Anna Karenina Brockley Jack

Tolstoy is one of those authors that everyone has heard of. Many have tried to read his works. And a few have succeeded. I’ll admit that even I struggled with War and Peace but Anna Karenina is a wonderful story. She is a woman scorned, adored and betrayed. Her fragility is as dangerous as her strength and through this, she self-destructs.

Arrows & Traps are well-known for their reimagined Shakespeare, so attempting Tolstoy was a brave deviation. Yet in this adaptation by Helen Edmundson, they have made Anna’s story accessible to all without losing the complexity of the characters.

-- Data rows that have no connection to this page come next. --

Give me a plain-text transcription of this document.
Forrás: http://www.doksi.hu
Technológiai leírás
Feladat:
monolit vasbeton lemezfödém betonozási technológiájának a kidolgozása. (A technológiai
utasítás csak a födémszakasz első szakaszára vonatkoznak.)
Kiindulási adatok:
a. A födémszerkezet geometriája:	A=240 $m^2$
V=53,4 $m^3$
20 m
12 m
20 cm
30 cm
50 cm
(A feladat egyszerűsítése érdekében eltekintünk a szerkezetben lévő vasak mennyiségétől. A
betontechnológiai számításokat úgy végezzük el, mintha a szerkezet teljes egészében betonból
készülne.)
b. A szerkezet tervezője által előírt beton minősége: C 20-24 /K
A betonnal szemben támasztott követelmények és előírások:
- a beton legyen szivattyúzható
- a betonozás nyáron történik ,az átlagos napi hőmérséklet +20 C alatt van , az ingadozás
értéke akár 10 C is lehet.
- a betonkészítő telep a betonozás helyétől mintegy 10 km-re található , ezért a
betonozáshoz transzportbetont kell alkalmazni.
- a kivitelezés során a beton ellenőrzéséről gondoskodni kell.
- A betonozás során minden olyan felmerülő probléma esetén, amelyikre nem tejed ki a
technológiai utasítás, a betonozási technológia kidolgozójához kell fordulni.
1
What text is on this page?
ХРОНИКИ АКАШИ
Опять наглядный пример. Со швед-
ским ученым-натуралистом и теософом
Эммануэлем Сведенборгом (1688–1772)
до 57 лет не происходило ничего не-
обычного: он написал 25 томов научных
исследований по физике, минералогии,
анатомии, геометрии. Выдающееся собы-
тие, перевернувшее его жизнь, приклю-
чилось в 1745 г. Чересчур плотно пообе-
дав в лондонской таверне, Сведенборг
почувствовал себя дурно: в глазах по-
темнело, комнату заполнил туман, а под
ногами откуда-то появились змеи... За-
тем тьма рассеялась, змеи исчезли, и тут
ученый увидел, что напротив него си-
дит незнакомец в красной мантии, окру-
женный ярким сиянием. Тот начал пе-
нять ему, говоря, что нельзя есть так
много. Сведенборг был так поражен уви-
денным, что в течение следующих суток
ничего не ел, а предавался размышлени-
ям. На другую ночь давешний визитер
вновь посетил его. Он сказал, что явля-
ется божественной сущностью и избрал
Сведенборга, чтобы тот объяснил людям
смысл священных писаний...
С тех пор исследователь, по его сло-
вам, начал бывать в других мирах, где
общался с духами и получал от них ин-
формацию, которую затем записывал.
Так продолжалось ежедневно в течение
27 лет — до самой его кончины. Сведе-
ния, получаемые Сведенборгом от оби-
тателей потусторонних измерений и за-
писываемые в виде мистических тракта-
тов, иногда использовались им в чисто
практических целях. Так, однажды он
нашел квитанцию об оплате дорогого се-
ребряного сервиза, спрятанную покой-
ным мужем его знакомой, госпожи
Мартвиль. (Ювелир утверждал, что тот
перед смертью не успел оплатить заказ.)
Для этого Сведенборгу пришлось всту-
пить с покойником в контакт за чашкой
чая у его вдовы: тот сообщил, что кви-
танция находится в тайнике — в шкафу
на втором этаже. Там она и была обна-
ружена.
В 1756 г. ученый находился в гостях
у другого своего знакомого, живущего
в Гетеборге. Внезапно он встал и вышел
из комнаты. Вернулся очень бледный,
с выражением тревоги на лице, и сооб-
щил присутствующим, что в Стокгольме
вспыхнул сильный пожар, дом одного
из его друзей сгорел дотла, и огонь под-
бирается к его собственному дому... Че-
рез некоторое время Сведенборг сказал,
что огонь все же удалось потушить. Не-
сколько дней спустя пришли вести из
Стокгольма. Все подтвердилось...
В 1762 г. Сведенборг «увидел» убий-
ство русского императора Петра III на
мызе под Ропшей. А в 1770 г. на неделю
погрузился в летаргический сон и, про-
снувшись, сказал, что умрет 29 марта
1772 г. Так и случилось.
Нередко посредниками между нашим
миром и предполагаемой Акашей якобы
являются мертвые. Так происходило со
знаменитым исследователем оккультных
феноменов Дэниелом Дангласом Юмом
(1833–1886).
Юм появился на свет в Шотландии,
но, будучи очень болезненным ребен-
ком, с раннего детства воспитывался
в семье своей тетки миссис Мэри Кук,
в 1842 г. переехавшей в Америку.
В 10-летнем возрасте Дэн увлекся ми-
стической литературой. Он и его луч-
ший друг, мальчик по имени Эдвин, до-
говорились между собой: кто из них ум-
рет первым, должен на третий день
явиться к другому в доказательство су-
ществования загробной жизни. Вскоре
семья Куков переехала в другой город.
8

The story is told by Anna (Ellie Jacob) and Levin (David Paisley), two characters who are connected through family, but who don’t officially meet until Act II. Their stories are entwined, yet somehow opposite in layout. She has a family, but risks everything to seize control and experience love, whereas Levin struggles to understand his purpose in life and resents others who are happy until he has his own family.

There is a surprising amount of comedy, particularly from the supporting cast. Spencer Lee Osborne causes waves of giggles in his role as the priest, as does Hannah Wilder when peeling a potato. Aside from the two protagonists, the whole cast plays multiple roles from frolicking peasants to snooty aristocrats and each is believable.

Ellie Jacob is a controlled actress, yet she manages to show Anna as both feisty and pitiable. Even though she is not likeable, our sympathies stay with her throughout, wavering only occasionally. Despite her choices and actions, we are drawn to her.

Will Mytum is surprisingly likeable as Vronsky, perhaps because of his genuine concern for Anna’s wellbeing and the way he is treated by the other characters.

While there is no weak member of the cast, what really brings this piece to life is its movement – Will Pinchin’s physical interpretation is excellent and keeps the piece flowing, modernising the story without losing its structure.

What lets this piece down is its length, understandable as Tolstoy was never one to mix his words, and despite the gripping performance people do start to shift in their seats towards the end.

However, Arrows & Traps have created a fantastic show and Anna Karenina is unique in its interpretation and well worth seeing.